What is the fire economy?
economists refer to financial, insurance and real estate sectors as a fire economy. This economy is based on finance, which means that it earns its money by collecting interest on debt and other non -production resources. This economy includes banks, insurance companies and real estate companies. The fire brigade is growing from funding, the tendency of a comprehensive economic system to express all tradable sources, goods and services as monetary value. This makes it easy to trade, as their value is known as the goods. Another economic classification is productive generic. Includes business that produces tangible goods or services. The productive economy relies on business and goods trade to make money.
In any country with a fire economy, fire and professional economies, they affect each other. Profits or losses in this type of economy tend to cause similar situations in the manufacturing economy. For example, if there is interestThe rates that are governed by the financial sector, low, consumers can borrow more. Multiple loan allows consumers to buy more goods and services offered by the production economy. In this situation, the power of one economy also strengthens the other.

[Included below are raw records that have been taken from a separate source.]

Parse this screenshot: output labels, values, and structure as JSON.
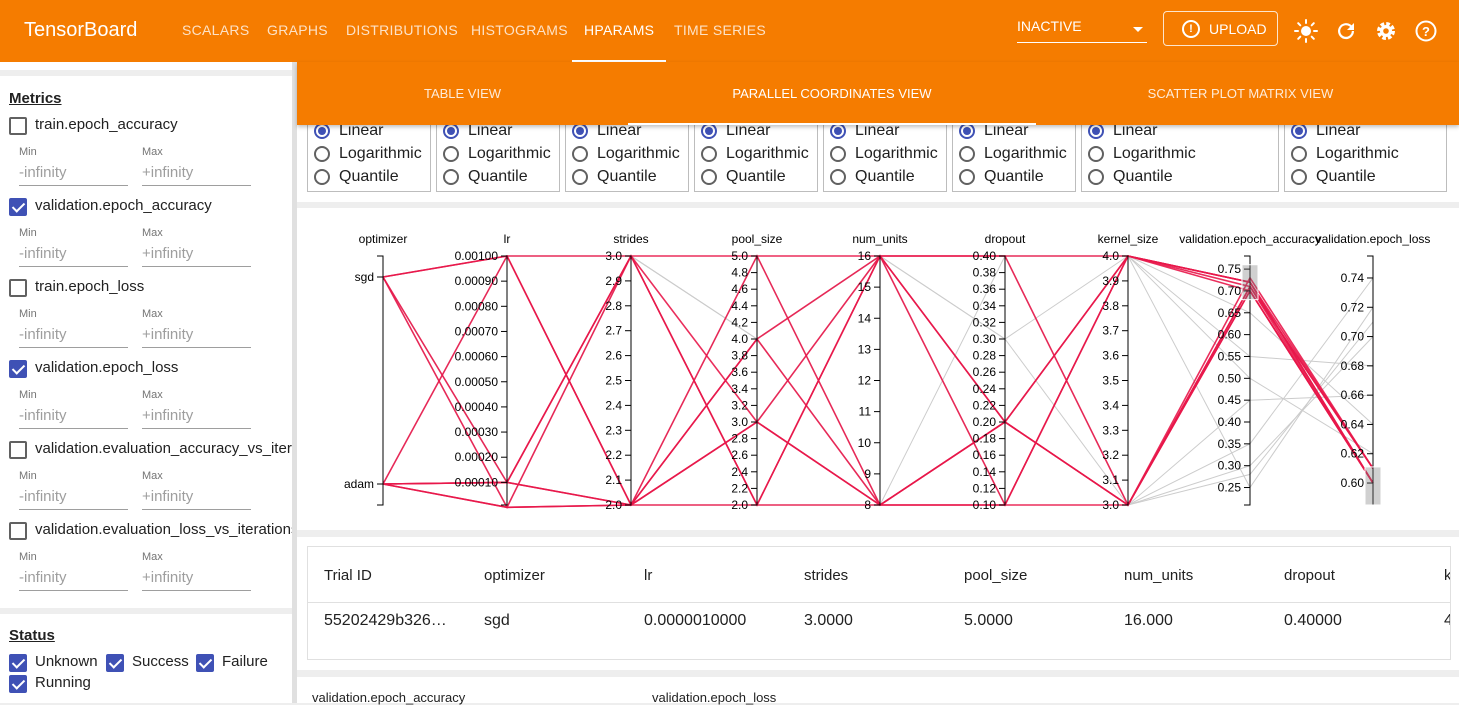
{
  "app": {
    "title": "TensorBoard",
    "nav": [
      "SCALARS",
      "GRAPHS",
      "DISTRIBUTIONS",
      "HISTOGRAMS",
      "HPARAMS",
      "TIME SERIES"
    ],
    "active_nav": "HPARAMS",
    "run_select": "INACTIVE",
    "upload_label": "UPLOAD",
    "toolbar_icons": [
      "brightness-icon",
      "refresh-icon",
      "settings-icon",
      "help-icon"
    ],
    "accent": "#f57c00"
  },
  "subtabs": [
    "TABLE VIEW",
    "PARALLEL COORDINATES VIEW",
    "SCATTER PLOT MATRIX VIEW"
  ],
  "active_subtab": "PARALLEL COORDINATES VIEW",
  "sidebar": {
    "metrics_title": "Metrics",
    "min_label": "Min",
    "max_label": "Max",
    "min_placeholder": "-infinity",
    "max_placeholder": "+infinity",
    "metrics": [
      {
        "label": "train.epoch_accuracy",
        "checked": false
      },
      {
        "label": "validation.epoch_accuracy",
        "checked": true
      },
      {
        "label": "train.epoch_loss",
        "checked": false
      },
      {
        "label": "validation.epoch_loss",
        "checked": true
      },
      {
        "label": "validation.evaluation_accuracy_vs_iterations",
        "checked": false
      },
      {
        "label": "validation.evaluation_loss_vs_iterations",
        "checked": false
      }
    ],
    "status_title": "Status",
    "statuses": [
      {
        "label": "Unknown",
        "checked": true
      },
      {
        "label": "Success",
        "checked": true
      },
      {
        "label": "Failure",
        "checked": true
      },
      {
        "label": "Running",
        "checked": true
      }
    ]
  },
  "scale_options": [
    "Linear",
    "Logarithmic",
    "Quantile"
  ],
  "selected_scale": "Linear",
  "chart_data": {
    "type": "parallel_coordinates",
    "axes": [
      {
        "name": "optimizer",
        "categorical": true,
        "ticks": [
          "sgd",
          "adam"
        ]
      },
      {
        "name": "lr",
        "ticks": [
          "0.00100",
          "0.00090",
          "0.00080",
          "0.00070",
          "0.00060",
          "0.00050",
          "0.00040",
          "0.00030",
          "0.00020",
          "0.00010"
        ],
        "range": [
          1e-05,
          0.001
        ]
      },
      {
        "name": "strides",
        "ticks": [
          "3.0",
          "2.9",
          "2.8",
          "2.7",
          "2.6",
          "2.5",
          "2.4",
          "2.3",
          "2.2",
          "2.1",
          "2.0"
        ],
        "range": [
          2,
          3
        ]
      },
      {
        "name": "pool_size",
        "ticks": [
          "5.0",
          "4.8",
          "4.6",
          "4.4",
          "4.2",
          "4.0",
          "3.8",
          "3.6",
          "3.4",
          "3.2",
          "3.0",
          "2.8",
          "2.6",
          "2.4",
          "2.2",
          "2.0"
        ],
        "range": [
          2,
          5
        ]
      },
      {
        "name": "num_units",
        "ticks": [
          "16",
          "15",
          "14",
          "13",
          "12",
          "11",
          "10",
          "9",
          "8"
        ],
        "range": [
          8,
          16
        ]
      },
      {
        "name": "dropout",
        "ticks": [
          "0.40",
          "0.38",
          "0.36",
          "0.34",
          "0.32",
          "0.30",
          "0.28",
          "0.26",
          "0.24",
          "0.22",
          "0.20",
          "0.18",
          "0.16",
          "0.14",
          "0.12",
          "0.10"
        ],
        "range": [
          0.1,
          0.4
        ]
      },
      {
        "name": "kernel_size",
        "ticks": [
          "4.0",
          "3.9",
          "3.8",
          "3.7",
          "3.6",
          "3.5",
          "3.4",
          "3.3",
          "3.2",
          "3.1",
          "3.0"
        ],
        "range": [
          3,
          4
        ]
      },
      {
        "name": "validation.epoch_accuracy",
        "ticks": [
          "0.75",
          "0.70",
          "0.65",
          "0.60",
          "0.55",
          "0.50",
          "0.45",
          "0.40",
          "0.35",
          "0.30",
          "0.25"
        ],
        "range": [
          0.21,
          0.78
        ]
      },
      {
        "name": "validation.epoch_loss",
        "ticks": [
          "0.74",
          "0.72",
          "0.70",
          "0.68",
          "0.66",
          "0.64",
          "0.62",
          "0.60"
        ],
        "range": [
          0.585,
          0.755
        ]
      }
    ],
    "highlighted_trials": [
      [
        "sgd",
        1e-06,
        3,
        5,
        16,
        0.4,
        4,
        0.71,
        0.61
      ],
      [
        "sgd",
        0.001,
        2,
        4,
        16,
        0.2,
        3,
        0.7,
        0.6
      ],
      [
        "adam",
        0.0001,
        3,
        3,
        8,
        0.1,
        4,
        0.72,
        0.6
      ],
      [
        "adam",
        0.0001,
        2,
        2,
        16,
        0.1,
        4,
        0.72,
        0.61
      ],
      [
        "adam",
        1e-06,
        2,
        4,
        8,
        0.2,
        3,
        0.71,
        0.6
      ],
      [
        "sgd",
        0.001,
        2,
        3,
        8,
        0.2,
        3,
        0.7,
        0.6
      ],
      [
        "adam",
        0.001,
        3,
        2,
        16,
        0.4,
        3,
        0.73,
        0.61
      ],
      [
        "sgd",
        0.0001,
        2,
        5,
        8,
        0.2,
        4,
        0.72,
        0.6
      ],
      [
        "adam",
        0.0001,
        3,
        2,
        8,
        0.1,
        3,
        0.71,
        0.61
      ],
      [
        "adam",
        1e-06,
        2,
        3,
        16,
        0.2,
        4,
        0.7,
        0.6
      ]
    ],
    "background_trials": [
      [
        "sgd",
        0.0001,
        3,
        4,
        16,
        0.3,
        3,
        0.3,
        0.7
      ],
      [
        "adam",
        1e-06,
        2,
        2,
        8,
        0.1,
        4,
        0.25,
        0.72
      ],
      [
        "sgd",
        0.001,
        3,
        4,
        16,
        0.4,
        4,
        0.55,
        0.68
      ],
      [
        "adam",
        0.0001,
        2,
        3,
        8,
        0.2,
        3,
        0.45,
        0.66
      ],
      [
        "sgd",
        1e-06,
        3,
        2,
        16,
        0.1,
        4,
        0.65,
        0.64
      ],
      [
        "adam",
        0.001,
        2,
        5,
        8,
        0.4,
        3,
        0.35,
        0.74
      ],
      [
        "sgd",
        0.0001,
        2,
        3,
        16,
        0.3,
        4,
        0.5,
        0.62
      ],
      [
        "adam",
        1e-06,
        3,
        4,
        8,
        0.2,
        3,
        0.28,
        0.71
      ]
    ],
    "highlight_color": "#e8174a",
    "background_color": "#cccccc",
    "brushed_axes": [
      "validation.epoch_accuracy",
      "validation.epoch_loss"
    ]
  },
  "table": {
    "headers": [
      "Trial ID",
      "optimizer",
      "lr",
      "strides",
      "pool_size",
      "num_units",
      "dropout",
      "k"
    ],
    "row": [
      "55202429b326…",
      "sgd",
      "0.0000010000",
      "3.0000",
      "5.0000",
      "16.000",
      "0.40000",
      "4"
    ]
  },
  "bottom_labels": [
    "validation.epoch_accuracy",
    "validation.epoch_loss"
  ]
}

Like any economy, the fire economy is a delicate system. Small changes can cause the ripple of drastic effects throughout the system. In 2006, the fire economy in the US began to collapse with the explosion of bubbles for housing. Many Americans suddenly found that their homes were much less than they thought. This led to a crash in the banking system, resulting in debt failure, failing businesses and increasing unemployment, how problems with the fire economy of the Overdékalydo production economy.
Some open economists and scientists criticized the fire economy for their influence on the production economy. Claims that any economy based purelyIt is not necessary for debt, interest and stocks. It is designed to allow people to make money without work or resources that would normally be required. They often often point out that such an economy is always on the edge of a financial disaster, if the price of goods depends, not on supply and demand, but on the success of the stock market.